Enviada em 17/06/2020

No anime japonês “Attack on Titans”, o protagonista Eren Yeager vê sua mãe ser brutalmente assassinada por um titã que invadiu a sua vila. Em consequência disso, Eren entra para a tropa de reconhecimento de sua cidade no intuito de encontrar o responsável pela morte de sua mãe e se vingar. Fora da ficção criada pelo escritor Hajime Isayama, a realidade brasileira não se difere muito do universo de Attack on Titans. Assim como o protagonista, muitos brasileiros acreditam que a justiça feita pelas autoridades do estado não é suficiente, e isso, somado à sede insaciável por vingança, motiva a população a praticar a justiça com as próprias mãos, ocasionando o problema do linchamento.       Em primeiro lugar, é preciso entender que a principal motivação do linchamento é a procura infinita por vingança.

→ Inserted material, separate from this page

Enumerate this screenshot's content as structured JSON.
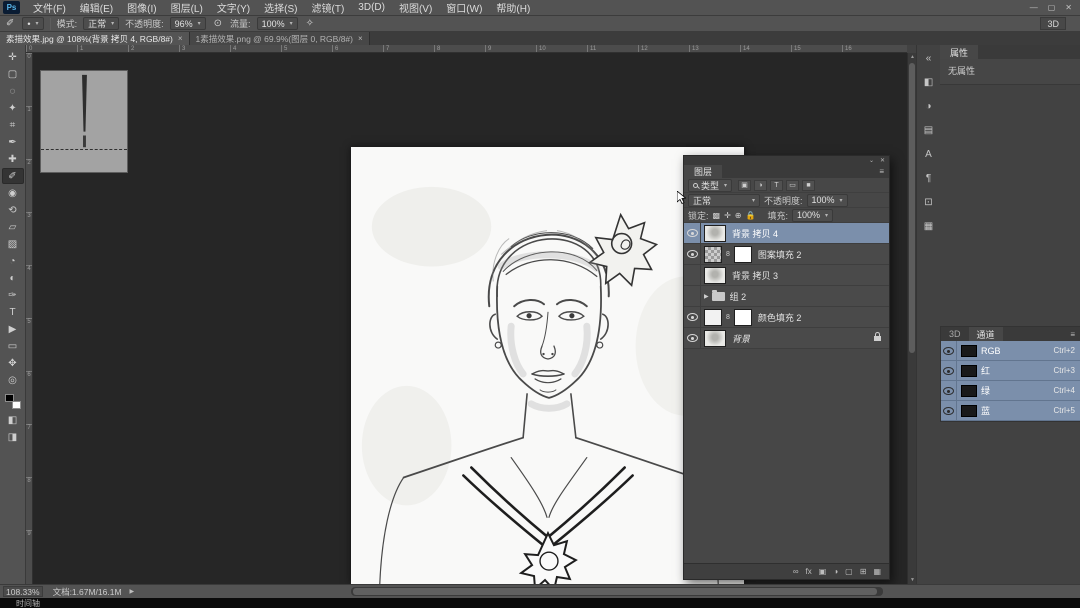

Como por exemplo, o que ocorreu com Eren, que, ao perder um ente querido, algo na sua vida passou a estar fora do lugar, e a punição do criminoso funcionou como uma vaga tentativa de restabelecimento da ordem de sua vida. Contudo, esse restabelecimento transcorre de forma incompleta, uma vez que o crime cometido contra a sua mãe é irreversível.

Entretanto, além do linchamento ser ilegal, frequentemente o criminoso acusado não cometeu nenhuma infração. Como no caso da Fabiane de Jesus, mãe de duas meninas e dona de casa, que foi espancada até a morte por seus próprios vizinhos porque se parecia com o retrato falado de uma suposta praticante de magia negra que estava sequestrando crianças na região. Porém, o boato da “Bruxa de Guarujá” logo foi desmentido, sendo aquele retrato de uma mulher carioca que tentou, sem sucesso, sequestrar um bebê em 2012 no norte do Rio de Janeiro. Apesar do ocorrido, nenhum dos moradores sofreu punições pelo estado. Diante disso, tem-se um paradoxo, ao tentar fazer justiça com as próprias mãos, comete-se diversas injustiças.

Portanto, fica evidente a necessidade de uma reforma judiciária por meio de punições mais severas e penas mais longas, tanto para criminosos quanto para os que cometem o linchamento. Visando que, a justiça, ao tirar a liberdade de ambos, indique aos responsáveis que não vale a pena repetir os atos, e passe uma mensagem aos demais integrantes da sociedade de que nenhum crime compensa. Além disso, cabe ao ministério da educação fazer campanhas publicitarias com sociólogos e advogados, a fim de conscientizar a população sobre as consequências do linchamento em suas vidas e nas vidas das vítimas. Para que, futuramente, o povo, diferente de Eren Yeager, se sinta protegido pelo estado e não veja necessidade em atos primordiais como o linchamento.